For months, maybe even a year or more, after we got engaged, I still wondered when Mike would propose. Things like surprises, dinner dates, random Tuesdays when he walked in the door after work, I’d still find myself thinking “maybe he’s going to propose.” I had been so accustomed to thinking this way, had been waiting for engagement longer than I’d been engaged and that thought pattern stuck.
The same thing happened with our first dance song. After our wedding, whenever I heard our first dance song, “Just Say Yes,” my mind didn’t go to the dance floor at our reception, didn’t rejoice at how fun our first dance was even though it wasn’t planned at all. I didn’t think about how Mike threw me out for a spin perfectly on cue as the song built up to the first chorus and everyone started cheering and whistling and we were both smiling from ear to ear. No, when I heard “Just Say Yes” after our wedding I was taken back to my morning commute, walking up New Jersey Avenue to the metro, listening to the song on my iPod and daydreaming about my wedding. I remembered my daydream—which was a little different than the real day (different hair, different dress)—because I had played that daydream, a montage of our wedding day, in my head over and over and over again for months leading up to the big day.

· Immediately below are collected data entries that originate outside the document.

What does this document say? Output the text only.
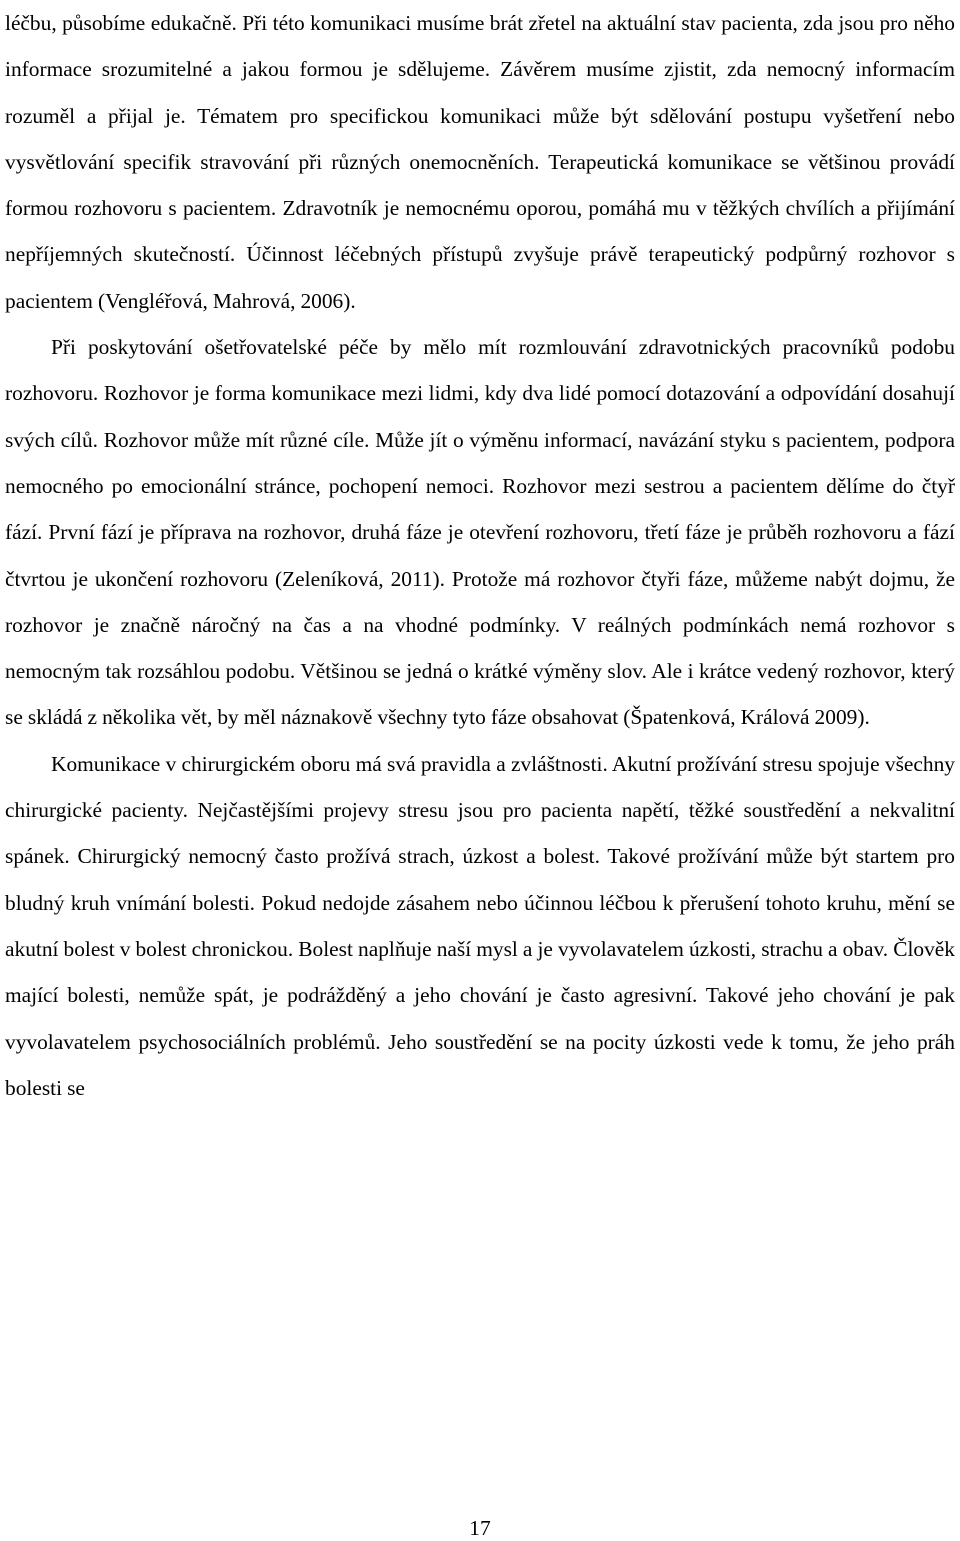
léčbu, působíme edukačně. Při této komunikaci musíme brát zřetel na aktuální stav pacienta, zda jsou pro něho informace srozumitelné a jakou formou je sdělujeme. Závěrem musíme zjistit, zda nemocný informacím rozuměl a přijal je. Tématem pro specifickou komunikaci může být sdělování postupu vyšetření nebo vysvětlování specifik stravování při různých onemocněních. Terapeutická komunikace se většinou provádí formou rozhovoru s pacientem. Zdravotník je nemocnému oporou, pomáhá mu v těžkých chvílích a přijímání nepříjemných skutečností. Účinnost léčebných přístupů zvyšuje právě terapeutický podpůrný rozhovor s pacientem (Vengléřová, Mahrová, 2006).

Při poskytování ošetřovatelské péče by mělo mít rozmlouvání zdravotnických pracovníků podobu rozhovoru. Rozhovor je forma komunikace mezi lidmi, kdy dva lidé pomocí dotazování a odpovídání dosahují svých cílů. Rozhovor může mít různé cíle. Může jít o výměnu informací, navázání styku s pacientem, podpora nemocného po emocionální stránce, pochopení nemoci. Rozhovor mezi sestrou a pacientem dělíme do čtyř fází. První fází je příprava na rozhovor, druhá fáze je otevření rozhovoru, třetí fáze je průběh rozhovoru a fází čtvrtou je ukončení rozhovoru (Zeleníková, 2011). Protože má rozhovor čtyři fáze, můžeme nabýt dojmu, že rozhovor je značně náročný na čas a na vhodné podmínky. V reálných podmínkách nemá rozhovor s nemocným tak rozsáhlou podobu. Většinou se jedná o krátké výměny slov. Ale i krátce vedený rozhovor, který se skládá z několika vět, by měl náznakově všechny tyto fáze obsahovat (Špatenková, Králová 2009).

Komunikace v chirurgickém oboru má svá pravidla a zvláštnosti. Akutní prožívání stresu spojuje všechny chirurgické pacienty. Nejčastějšími projevy stresu jsou pro pacienta napětí, těžké soustředění a nekvalitní spánek. Chirurgický nemocný často prožívá strach, úzkost a bolest. Takové prožívání může být startem pro bludný kruh vnímání bolesti. Pokud nedojde zásahem nebo účinnou léčbou k přerušení tohoto kruhu, mění se akutní bolest v bolest chronickou. Bolest naplňuje naší mysl a je vyvolavatelem úzkosti, strachu a obav. Člověk mající bolesti, nemůže spát, je podrážděný a jeho chování je často agresivní. Takové jeho chování je pak vyvolavatelem psychosociálních problémů. Jeho soustředění se na pocity úzkosti vede k tomu, že jeho práh bolesti se

17
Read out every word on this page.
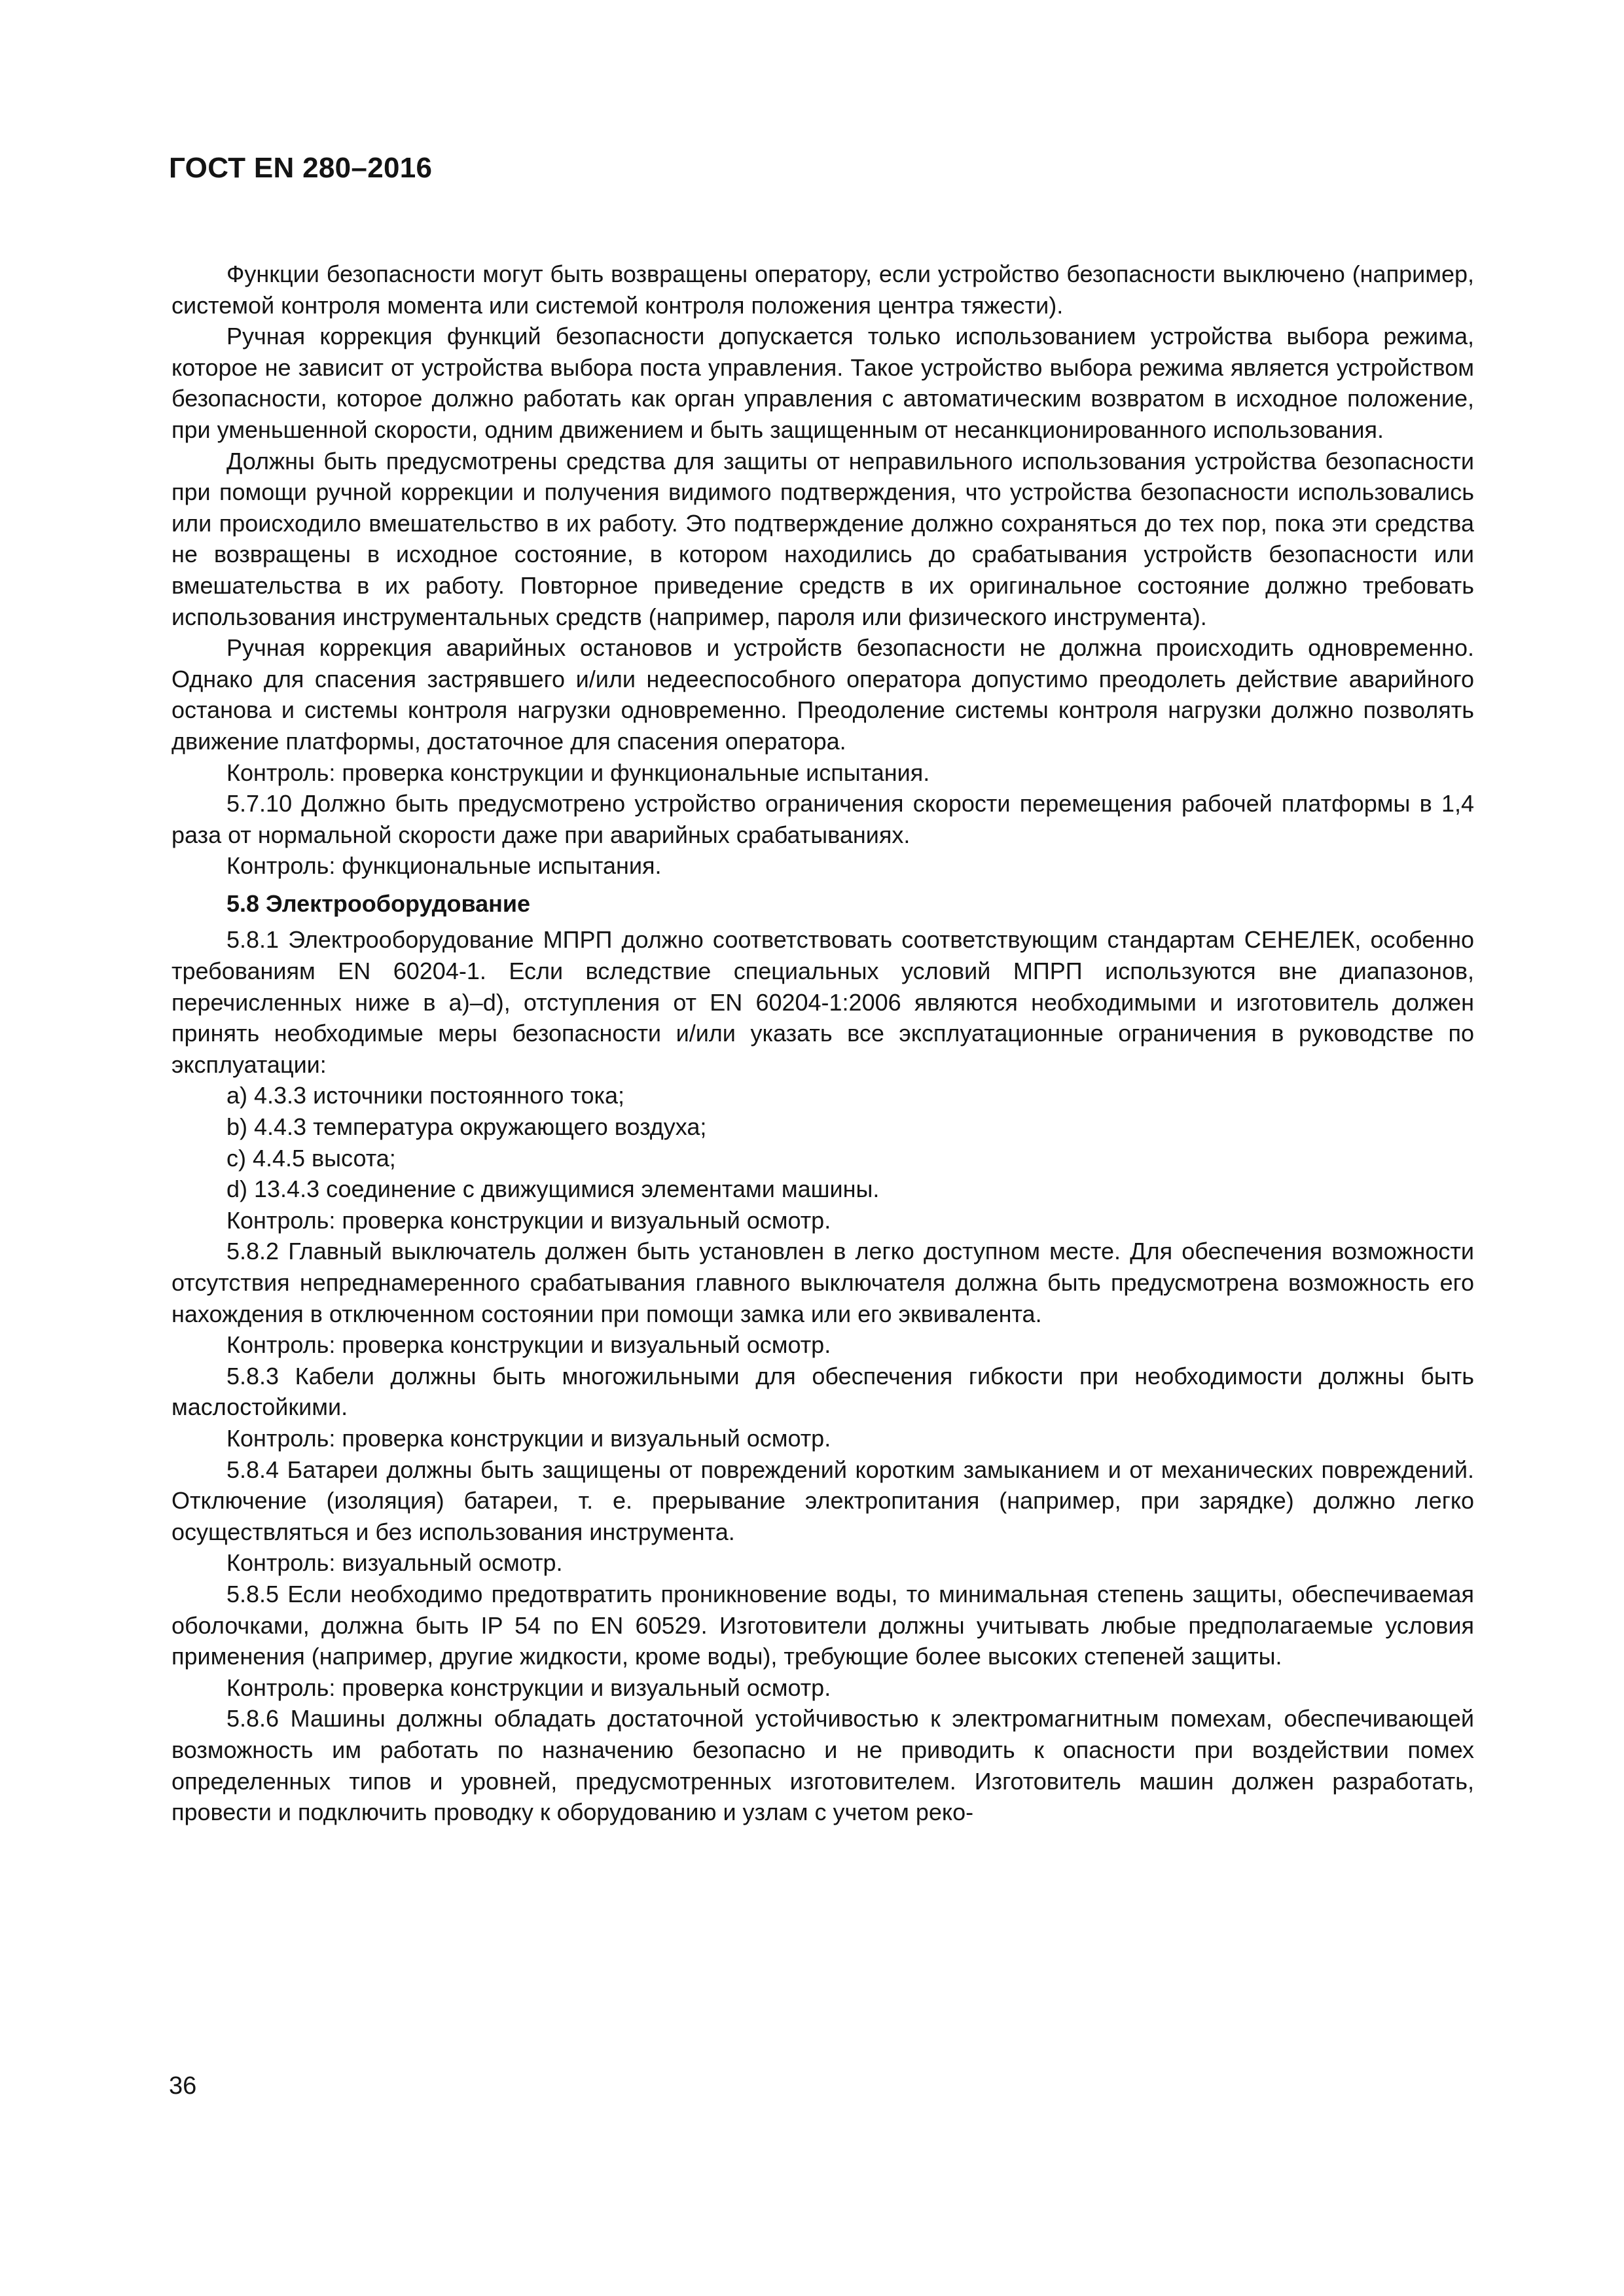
ГОСТ EN 280–2016

Функции безопасности могут быть возвращены оператору, если устройство безопасности выключено (например, системой контроля момента или системой контроля положения центра тяжести).

Ручная коррекция функций безопасности допускается только использованием устройства выбора режима, которое не зависит от устройства выбора поста управления. Такое устройство выбора режима является устройством безопасности, которое должно работать как орган управления с автоматическим возвратом в исходное положение, при уменьшенной скорости, одним движением и быть защищенным от несанкционированного использования.

Должны быть предусмотрены средства для защиты от неправильного использования устройства безопасности при помощи ручной коррекции и получения видимого подтверждения, что устройства безопасности использовались или происходило вмешательство в их работу. Это подтверждение должно сохраняться до тех пор, пока эти средства не возвращены в исходное состояние, в котором находились до срабатывания устройств безопасности или вмешательства в их работу. Повторное приведение средств в их оригинальное состояние должно требовать использования инструментальных средств (например, пароля или физического инструмента).

Ручная коррекция аварийных остановов и устройств безопасности не должна происходить одновременно. Однако для спасения застрявшего и/или недееспособного оператора допустимо преодолеть действие аварийного останова и системы контроля нагрузки одновременно. Преодоление системы контроля нагрузки должно позволять движение платформы, достаточное для спасения оператора.

Контроль: проверка конструкции и функциональные испытания.

5.7.10 Должно быть предусмотрено устройство ограничения скорости перемещения рабочей платформы в 1,4 раза от нормальной скорости даже при аварийных срабатываниях.

Контроль: функциональные испытания.

5.8 Электрооборудование

5.8.1 Электрооборудование МПРП должно соответствовать соответствующим стандартам СЕНЕЛЕК, особенно требованиям EN 60204-1. Если вследствие специальных условий МПРП используются вне диапазонов, перечисленных ниже в а)–d), отступления от EN 60204-1:2006 являются необходимыми и изготовитель должен принять необходимые меры безопасности и/или указать все эксплуатационные ограничения в руководстве по эксплуатации:

a) 4.3.3 источники постоянного тока;

b) 4.4.3 температура окружающего воздуха;

c) 4.4.5 высота;

d) 13.4.3 соединение с движущимися элементами машины.

Контроль: проверка конструкции и визуальный осмотр.

5.8.2 Главный выключатель должен быть установлен в легко доступном месте. Для обеспечения возможности отсутствия непреднамеренного срабатывания главного выключателя должна быть предусмотрена возможность его нахождения в отключенном состоянии при помощи замка или его эквивалента.

Контроль: проверка конструкции и визуальный осмотр.

5.8.3 Кабели должны быть многожильными для обеспечения гибкости при необходимости должны быть маслостойкими.

Контроль: проверка конструкции и визуальный осмотр.

5.8.4 Батареи должны быть защищены от повреждений коротким замыканием и от механических повреждений. Отключение (изоляция) батареи, т. е. прерывание электропитания (например, при зарядке) должно легко осуществляться и без использования инструмента.

Контроль: визуальный осмотр.

5.8.5 Если необходимо предотвратить проникновение воды, то минимальная степень защиты, обеспечиваемая оболочками, должна быть IP 54 по EN 60529. Изготовители должны учитывать любые предполагаемые условия применения (например, другие жидкости, кроме воды), требующие более высоких степеней защиты.

Контроль: проверка конструкции и визуальный осмотр.

5.8.6 Машины должны обладать достаточной устойчивостью к электромагнитным помехам, обеспечивающей возможность им работать по назначению безопасно и не приводить к опасности при воздействии помех определенных типов и уровней, предусмотренных изготовителем. Изготовитель машин должен разработать, провести и подключить проводку к оборудованию и узлам с учетом реко-

36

While these aren’t terribly detrimental thought patterns to have, more just strange, it makes me think about other thought patterns we can get caught up in and stay in even if realities change: body image, money worries, family concerns. “I need to lose weight” or “I have no money” or “My family makes me stressed.”
We can change our thought patterns. We’re in control of our thoughts and what pops into our heads. In choosing different thoughts, we can re-train our minds and re-program our thought patterns. We can choose thoughts that build us up, make us feel happy or confident or comforted.
If every time you think “I need to lose weight” or “I’m fat,” you change your thought to “my body is beautiful” or “I’m strong” or “I have amazing arms/hair/eyes/insert favorite trait here,” that will become the prominent thought related to your appearance.
If when you worry “I don’t have enough money” or “I wish I made more” or “How will I pay for that?” you remind yourself that “the money always comes” or “I can re-work my spending plan to allocate money for that” you will believe that the money always comes when it needs to and/or you are in control of your money not the other way around.
If you anticipate “family get-togethers are overwhelming” or “my sister/uncle/mom drives me crazy” but then remember “last we time we laughed until we cried” or “my mom knows me better than I think she does” you’ll significantly decrease your chances of getting overwhelmed or irritable.
We can choose our thoughts so we might as well choose ones that work for us. It may take some time to get the new thought pattern to stick, to become the primary thought associated with an experience, a person, a stressor. But if we keep at it, we can re-program our minds.
Now I don’t catch myself holding my breath for the proposal that already happened because I look at my ring and remember the proposal and how wonderful it was. That I have what I hoped for. And because I’ve started listening to Just Say Yes when I’m in the car alone and thinking back to our actual wedding, when I hear our first dance song, I remember our first dance and the happiness that is tied with the song. Mostly it makes me think of Mike.
Sometimes our thought patterns change because life changes. Sometimes we have to help them get there. Sometimes we choose to change our thought patterns because that’s all we can control in the moment. And other times, our life changes because our thought patterns change. But that’s a topic for another day.